The bar for alumni giving was set last year, but university officials said they feel they can top it. The goal is to raise $4 million more than last year and increase the participation rate, a welcome prospect from high-ranking Temple administrators.
After the last fiscal year ended on June 30, a total of $65.8 million in donations and pledges had been reported, an all-time university record. Institutional Advancement, the office that oversees fundraising, aims to surpass the record by amassing $70 million in donations, Interim Senior Vice President of Institutional Advancement Tilghman Moyer said.
The university increased funding for Institutional Advancement by $1.3 million for this fiscal year.
Moyer said the figures have been on track to meet the goal with 50 percent more money raised than they had this time last year. However, Moyer said the number of donors is “slightly behind by a few hundred alumni donors” compared to last year’s numbers, something he said isn’t of much concern with less than four months to go until the figures are final.
As of last year, Temple’s alumni participation rate came in at 7 percent, a point Temple has mostly sat at for the last decade. Moyer said that in a detailed study a few years ago, it was found that these numbers are typical of urban and historically commuter colleges.
However, this doesn’t keep administrators from aiming to match higher rates at other nearby universities. Penn State had an alumni participation rate of 30 percent and the University of Pittsburgh’s rate was 35 percent last year.
These numbers also serve another purpose. In the annual U.S. News & World Report that ranks colleges, alumni participation rate is factored into the decision. In the 2013 report, alumni participation served a minor role among the seven-category test with this number contributing an estimated 5 percent of the decision-making. Additionally, the alumni participation rate is requested by foundations in their decision-making process to donate grants.
“It’s an area that certainly this office can impact in those rankings,” Moyer said. “I think it’s a place where alumni can feel like they’re making an impact on the rankings of the university. The higher the ranking, the more value the Temple degree has.”
Alumni donations are typically given with restrictions on what the money may be used for. The most common purposes are to fund a scholarship via the endowment or invest in capital, such as constructing new buildings.
In Fiscal Year 2012, $9 million in donations went toward student support and $10.5 million went toward campus development. Temple’s chief financial officer and treasurer Ken Kaiser said an unrestricted donation – one without a desired designation by the donor – may help with the budget, but isn’t as long-term beneficial for Temple.
“If [Moyer] came in and said, ‘Hey, I got a $10 million gift just unrestricted for operations, I’d say, ‘That’s great, give me the check,’” Kaiser said. “But what’s it really going to do for Temple in the long run?
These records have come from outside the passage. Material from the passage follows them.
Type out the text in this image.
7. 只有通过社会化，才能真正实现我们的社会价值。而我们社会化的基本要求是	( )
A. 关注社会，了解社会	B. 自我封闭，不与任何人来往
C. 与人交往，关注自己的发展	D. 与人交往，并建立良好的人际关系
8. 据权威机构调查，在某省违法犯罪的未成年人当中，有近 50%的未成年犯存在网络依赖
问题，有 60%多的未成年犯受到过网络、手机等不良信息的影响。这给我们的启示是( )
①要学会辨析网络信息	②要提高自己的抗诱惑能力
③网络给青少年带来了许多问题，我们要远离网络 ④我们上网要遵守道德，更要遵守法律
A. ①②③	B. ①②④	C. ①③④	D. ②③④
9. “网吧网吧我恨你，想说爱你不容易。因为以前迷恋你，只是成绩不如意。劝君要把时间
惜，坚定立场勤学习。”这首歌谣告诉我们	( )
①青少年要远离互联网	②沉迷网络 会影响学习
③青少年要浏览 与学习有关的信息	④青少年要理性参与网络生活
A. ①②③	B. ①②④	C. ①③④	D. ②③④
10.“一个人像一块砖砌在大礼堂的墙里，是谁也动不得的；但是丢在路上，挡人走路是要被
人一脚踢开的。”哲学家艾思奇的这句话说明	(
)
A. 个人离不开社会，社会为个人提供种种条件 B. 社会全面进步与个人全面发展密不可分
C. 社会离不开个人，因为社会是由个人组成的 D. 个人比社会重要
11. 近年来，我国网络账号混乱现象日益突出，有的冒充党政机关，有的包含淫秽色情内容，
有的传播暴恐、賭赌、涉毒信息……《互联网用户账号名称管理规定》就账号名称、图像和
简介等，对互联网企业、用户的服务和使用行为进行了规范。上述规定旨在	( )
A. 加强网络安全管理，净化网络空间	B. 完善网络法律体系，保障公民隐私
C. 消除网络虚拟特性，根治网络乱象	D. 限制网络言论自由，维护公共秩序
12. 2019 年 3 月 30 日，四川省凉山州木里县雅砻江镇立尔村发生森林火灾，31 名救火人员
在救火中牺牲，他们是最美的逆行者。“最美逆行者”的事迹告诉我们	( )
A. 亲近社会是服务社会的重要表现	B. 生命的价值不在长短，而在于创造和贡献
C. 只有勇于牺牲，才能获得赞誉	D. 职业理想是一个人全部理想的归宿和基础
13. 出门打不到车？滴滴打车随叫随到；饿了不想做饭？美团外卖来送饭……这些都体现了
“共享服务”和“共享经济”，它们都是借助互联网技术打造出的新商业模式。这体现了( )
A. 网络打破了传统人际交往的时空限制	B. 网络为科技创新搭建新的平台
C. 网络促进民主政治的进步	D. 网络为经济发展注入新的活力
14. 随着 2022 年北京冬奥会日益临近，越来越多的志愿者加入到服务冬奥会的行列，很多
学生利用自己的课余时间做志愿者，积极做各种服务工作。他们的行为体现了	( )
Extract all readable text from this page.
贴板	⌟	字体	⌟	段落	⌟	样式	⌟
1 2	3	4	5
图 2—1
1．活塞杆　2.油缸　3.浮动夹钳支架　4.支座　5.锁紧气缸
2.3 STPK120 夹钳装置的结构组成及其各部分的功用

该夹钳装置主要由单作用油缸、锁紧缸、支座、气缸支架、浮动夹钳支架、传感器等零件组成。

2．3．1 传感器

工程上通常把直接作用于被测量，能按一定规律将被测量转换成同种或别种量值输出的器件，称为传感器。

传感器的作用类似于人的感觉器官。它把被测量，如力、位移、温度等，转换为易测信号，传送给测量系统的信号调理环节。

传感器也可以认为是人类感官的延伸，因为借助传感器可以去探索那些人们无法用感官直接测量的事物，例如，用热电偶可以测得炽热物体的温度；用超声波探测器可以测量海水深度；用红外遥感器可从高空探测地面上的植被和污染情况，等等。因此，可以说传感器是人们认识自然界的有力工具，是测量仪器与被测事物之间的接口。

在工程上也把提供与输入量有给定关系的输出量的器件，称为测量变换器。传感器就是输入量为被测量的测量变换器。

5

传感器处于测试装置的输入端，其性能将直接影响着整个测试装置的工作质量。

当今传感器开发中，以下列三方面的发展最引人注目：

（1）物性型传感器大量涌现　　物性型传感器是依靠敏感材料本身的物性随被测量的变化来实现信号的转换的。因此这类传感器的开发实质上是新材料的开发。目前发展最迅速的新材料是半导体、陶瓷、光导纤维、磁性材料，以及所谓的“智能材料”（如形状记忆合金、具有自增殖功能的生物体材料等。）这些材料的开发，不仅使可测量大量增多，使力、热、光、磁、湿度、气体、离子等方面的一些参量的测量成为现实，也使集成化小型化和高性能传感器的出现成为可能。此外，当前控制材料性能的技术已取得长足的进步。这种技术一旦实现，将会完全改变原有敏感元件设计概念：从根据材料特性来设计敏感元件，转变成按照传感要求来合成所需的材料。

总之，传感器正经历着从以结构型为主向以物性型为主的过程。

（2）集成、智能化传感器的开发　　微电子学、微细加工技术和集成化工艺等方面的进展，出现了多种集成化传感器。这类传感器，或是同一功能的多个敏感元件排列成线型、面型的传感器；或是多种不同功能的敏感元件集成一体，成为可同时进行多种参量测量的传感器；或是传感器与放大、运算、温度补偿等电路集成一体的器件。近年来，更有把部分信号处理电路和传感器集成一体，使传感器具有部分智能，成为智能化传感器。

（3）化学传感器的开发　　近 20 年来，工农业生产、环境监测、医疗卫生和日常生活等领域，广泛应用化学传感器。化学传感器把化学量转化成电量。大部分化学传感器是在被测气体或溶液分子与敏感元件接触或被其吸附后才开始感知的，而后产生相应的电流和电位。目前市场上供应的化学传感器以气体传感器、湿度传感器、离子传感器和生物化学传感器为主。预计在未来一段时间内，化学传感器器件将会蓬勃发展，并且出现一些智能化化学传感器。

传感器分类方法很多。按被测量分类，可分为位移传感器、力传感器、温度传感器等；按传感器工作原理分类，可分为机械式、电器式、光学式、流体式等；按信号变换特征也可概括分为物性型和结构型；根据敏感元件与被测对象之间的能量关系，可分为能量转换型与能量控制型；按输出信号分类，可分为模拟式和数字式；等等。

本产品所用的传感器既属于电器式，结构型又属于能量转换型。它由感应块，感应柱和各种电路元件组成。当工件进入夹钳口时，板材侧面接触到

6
To get endowed gifts or for capital, they’re really transformational.”
In November, trustee Lewis Katz made a pledge to donate $25 million to the university, an all-time record for Temple. Kaiser said it has yet to be determined if Katz wants the money to go toward a certain designation. Moyer said that this donation has not been added into the figures for total dollars raised.
When asked if there was a noticeable fluctuation in alumni support following the elimination of seven non-revenue sports in December, Moyer said he didn’t see one in the statistics.
“I’m not that naive to think that it hasn’t affected some people’s decisions to make a gift,” Moyer said. “But we’re not seeing the drop-off that perhaps those that aren’t closest to the program think that we would see.”